Care International and UMCOR were two of the NGOs much involved in such schemes. I worked with another part of the US government, providing information, about such schemes, Office of Inspector General, OIG. They were able to investigate such manipulations, and found that many of these were organised by the US State Department and the CIA. However, nothing could be done but to move but were not able to do anything about it.
Free from political bias
Keep in mind; he adds that, “Assistance to Georgia is supposed to be free from political bias, at least in theory. But in practice a Georgian NGO could lose its funding if it started asking questions about the government in office. Having purchased the government it wanted, the UNM, the US was not going to have the Georgian people complaining about its choice. USAID, the United States Agency for International Development, is especially guilty of providing the means to meddle in the democratic process, but it is only one organisation at the top of a long list: for example, the NDI, National Democratic Institute, and the National Endowment for Democracy, NED, are simply fronts for manipulating and changing governments.

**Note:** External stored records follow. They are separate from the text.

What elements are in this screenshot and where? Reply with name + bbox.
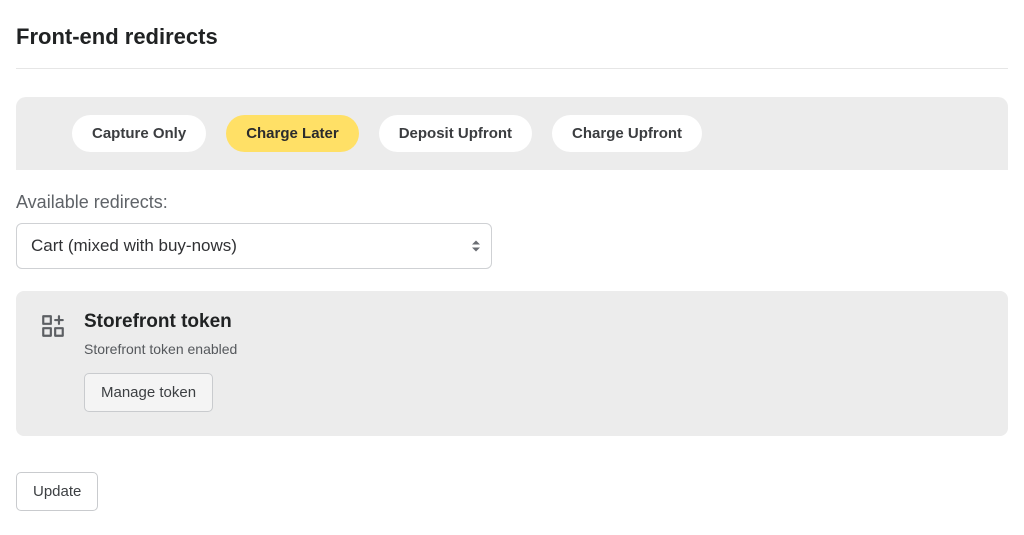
- tab-charge-upfront[interactable]: Charge Upfront: [552, 115, 702, 152]
- storefront-token-subtitle: Storefront token enabled: [84, 341, 984, 357]
- update-button[interactable]: Update: [16, 472, 98, 511]
- available-redirects-label: Available redirects:: [16, 192, 1008, 213]
- redirects-select-value: Cart (mixed with buy-nows): [31, 236, 237, 256]
- storefront-token-card: Storefront token Storefront token enable…: [16, 291, 1008, 436]
- manage-token-button[interactable]: Manage token: [84, 373, 213, 412]
- tab-strip: Capture Only Charge Later Deposit Upfron…: [16, 97, 1008, 170]
- tab-deposit-upfront[interactable]: Deposit Upfront: [379, 115, 532, 152]
- tab-charge-later[interactable]: Charge Later: [226, 115, 359, 152]
- apps-grid-plus-icon: [40, 313, 66, 344]
- divider: [16, 68, 1008, 69]
- tab-capture-only[interactable]: Capture Only: [72, 115, 206, 152]
- page-title: Front-end redirects: [16, 24, 1008, 50]
- redirects-select[interactable]: Cart (mixed with buy-nows): [16, 223, 492, 269]
- storefront-token-title: Storefront token: [84, 311, 984, 333]
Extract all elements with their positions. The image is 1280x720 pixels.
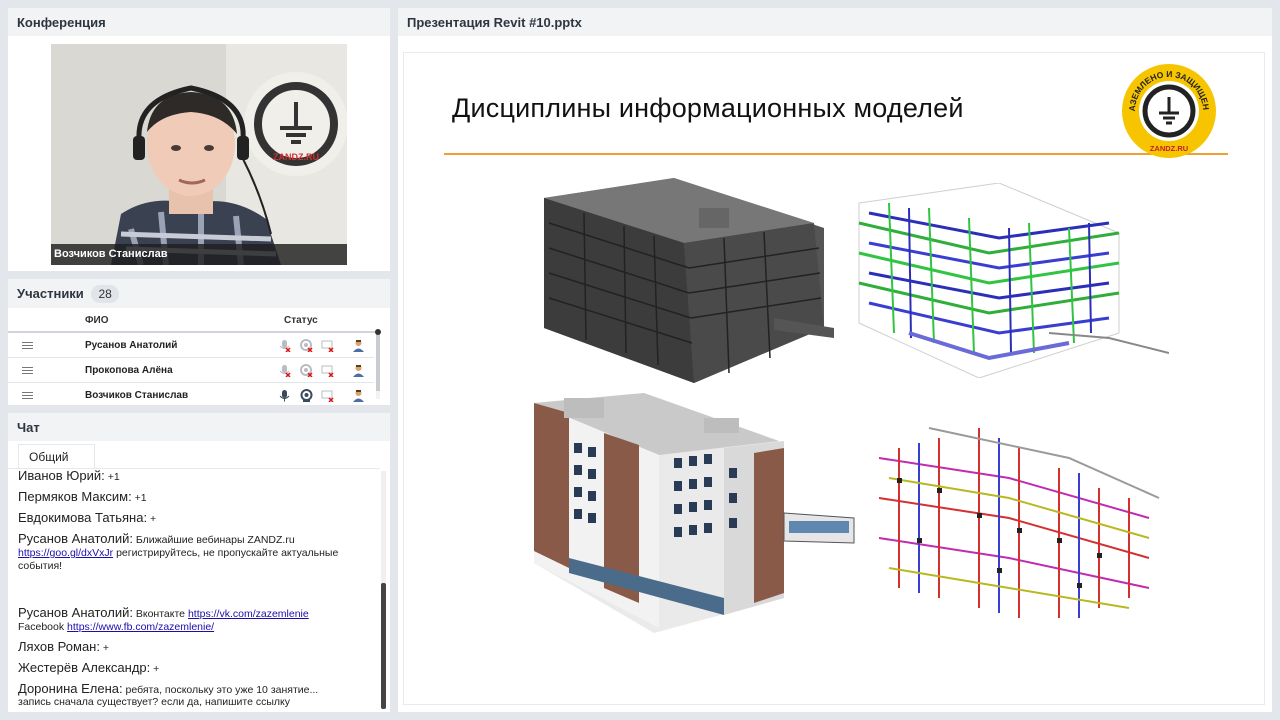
participant-row[interactable]: Возчиков Станислав [8, 383, 374, 408]
message-text-continued: запись сначала существует? если да, напи… [18, 696, 291, 708]
mic-off-icon[interactable] [278, 339, 291, 352]
message-text: Ближайшие вебинары ZANDZ.ru [135, 534, 295, 546]
column-header-status[interactable]: Статус [284, 315, 318, 326]
presentation-slide[interactable]: Дисциплины информационных моделей ЗАЗЕМЛ… [403, 52, 1265, 705]
chat-message: Русанов Анатолий: Ближайшие вебинары ZAN… [18, 532, 373, 573]
chat-message-continued: запись сначала существует? если да, напи… [18, 696, 373, 709]
message-link[interactable]: https://vk.com/zazemlenie [188, 608, 309, 620]
chat-message: Ляхов Роман: + [18, 640, 373, 655]
participants-title: Участники [17, 286, 84, 301]
chat-message: Доронина Елена: ребята, поскольку это уж… [18, 682, 373, 697]
message-author: Русанов Анатолий: [18, 531, 133, 546]
message-text: + [153, 663, 160, 675]
chat-message: Евдокимова Татьяна: + [18, 511, 373, 526]
architectural-model-image [534, 393, 855, 633]
chat-panel: Чат Общий Иванов Юрий: +1 Пермяков Макси… [8, 413, 390, 712]
speaker-video[interactable]: ZANDZ.RU Возчиков Станислав [51, 44, 347, 265]
camera-on-icon[interactable] [300, 389, 313, 402]
drag-handle-icon[interactable] [22, 367, 33, 374]
message-text: +1 [134, 492, 147, 504]
message-text: Вконтакте [135, 608, 186, 620]
message-text: +1 [107, 471, 120, 483]
message-text: ребята, поскольку это уже 10 занятие... [125, 684, 319, 696]
participant-name: Возчиков Станислав [85, 390, 189, 401]
message-author: Ляхов Роман: [18, 639, 100, 654]
chat-message: Жестерёв Александр: + [18, 661, 373, 676]
role-presenter-icon [353, 365, 364, 377]
message-author: Доронина Елена: [18, 682, 123, 696]
presentation-panel: Презентация Revit #10.pptx Дисциплины ин… [398, 8, 1272, 712]
wall-logo-site: ZANDZ.RU [273, 152, 319, 162]
scroll-up-icon[interactable] [375, 329, 381, 335]
camera-off-icon[interactable] [300, 339, 313, 352]
camera-off-icon[interactable] [300, 364, 313, 377]
participants-scrollbar-thumb[interactable] [376, 333, 380, 391]
participants-header: Участники 28 [8, 279, 390, 308]
chat-title: Чат [8, 413, 390, 441]
chat-scrollbar-thumb[interactable] [381, 583, 386, 709]
message-text-continued: Facebook [18, 621, 65, 633]
screen-share-off-icon[interactable] [321, 339, 334, 352]
screen-share-off-icon[interactable] [321, 389, 334, 402]
message-author: Жестерёв Александр: [18, 660, 151, 675]
participant-name: Прокопова Алёна [85, 365, 173, 376]
message-link-2[interactable]: https://www.fb.com/zazemlenie/ [67, 621, 214, 633]
participants-table-header: ФИО Статус [8, 313, 380, 333]
chat-message: Иванов Юрий: +1 [18, 469, 373, 484]
plumbing-model-image [878, 427, 1160, 618]
slide-title-underline [444, 153, 1228, 155]
column-header-name[interactable]: ФИО [85, 315, 109, 326]
message-author: Иванов Юрий: [18, 468, 105, 483]
role-presenter-icon [353, 340, 364, 352]
zandz-logo: ЗАЗЕМЛЕНО И ЗАЩИЩЕНО ZANDZ.RU [1121, 63, 1216, 158]
slide-title: Дисциплины информационных моделей [452, 93, 964, 123]
message-text: + [149, 513, 157, 525]
speaker-video-frame: ZANDZ.RU [51, 44, 347, 265]
chat-messages[interactable]: Иванов Юрий: +1 Пермяков Максим: +1 Евдо… [8, 468, 380, 712]
participants-count-badge: 28 [91, 285, 119, 303]
drag-handle-icon[interactable] [22, 342, 33, 349]
mic-off-icon[interactable] [278, 364, 291, 377]
conference-panel: Конференция ZANDZ.RU Возчиков Станислав [8, 8, 390, 271]
role-presenter-icon [353, 390, 364, 402]
mep-model-image [858, 183, 1169, 378]
message-text: + [102, 642, 110, 654]
drag-handle-icon[interactable] [22, 392, 33, 399]
screen-share-off-icon[interactable] [321, 364, 334, 377]
conference-title: Конференция [8, 8, 390, 36]
mic-on-icon[interactable] [278, 389, 291, 402]
logo-site: ZANDZ.RU [1150, 144, 1188, 153]
structural-model-image [544, 178, 834, 383]
message-author: Евдокимова Татьяна: [18, 510, 148, 525]
chat-message: Русанов Анатолий: Вконтакте https://vk.c… [18, 606, 373, 634]
participants-panel: Участники 28 ФИО Статус Русанов Анатолий… [8, 279, 390, 408]
speaker-name-overlay: Возчиков Станислав [51, 244, 347, 265]
participant-row[interactable]: Русанов Анатолий [8, 333, 374, 358]
message-link[interactable]: https://goo.gl/dxVxJr [18, 547, 113, 559]
chat-tab-general[interactable]: Общий [18, 444, 95, 468]
message-author: Русанов Анатолий: [18, 605, 133, 620]
participant-name: Русанов Анатолий [85, 340, 178, 351]
message-author: Пермяков Максим: [18, 489, 132, 504]
participant-row[interactable]: Прокопова Алёна [8, 358, 374, 383]
chat-message: Пермяков Максим: +1 [18, 490, 373, 505]
presentation-title: Презентация Revit #10.pptx [398, 8, 1272, 36]
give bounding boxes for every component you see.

“One only has to compare the reports published by NDI with those of the OSCE and local NGOs, like the Human Rights Centre, to get a full picture of how far the US government is willing to lie about election processes and try and whitewash massive corruption. If you also look at the media coverage, especially in the English language press, you get a full picture of how the US supported the UNM over other parties, and either ignored or under-reported intimidation of opposition parties and voters, faked election lists, people voting at different polling stations on the same day, and how the electoral commissions were packed with people close to the ruling party”.
Pattern perception
Hillary Clinton has emerged from hiding to make a series of statements about how and why she lost the presidential election to Trump. She has even begun to admit she might have made mistakes in that campaign.
But no matter what Clinton apologises for, she will never admit that one of the reasons for her defeat was that her own supporters had seen how she won the nomination. Long before it was mathematically certain, the press insisted she would be the candidate, and she had only got to that position by excluding registered voters in various states who supported Bernie Sanders. This may be OK in Third World countries the US sponsors, but not the US itself. However obnoxious Trump was to many, Hillary’s vote rigging made her the devil they knew only too well.
Why did she think she could get away with it? Because the US has made rigging votes in other countries a standard official practice. Getting the result which suits the US is more important than how it is done. As a political insider and former Secretary of State, Clinton would know the fine details of such schemes as well as anyone.
Duck Test
Next time you hear people talking about mysterious Russians rigging elections, ask how they know. The rest of the world can only identify vote rigging because they have seen it so often in the Western-backed countries they are more familiar with – and as Americans say, if it walks like a duck, and it talks like a duck, then it probably is a duck.
Americans wrote the play book as how to rig elections.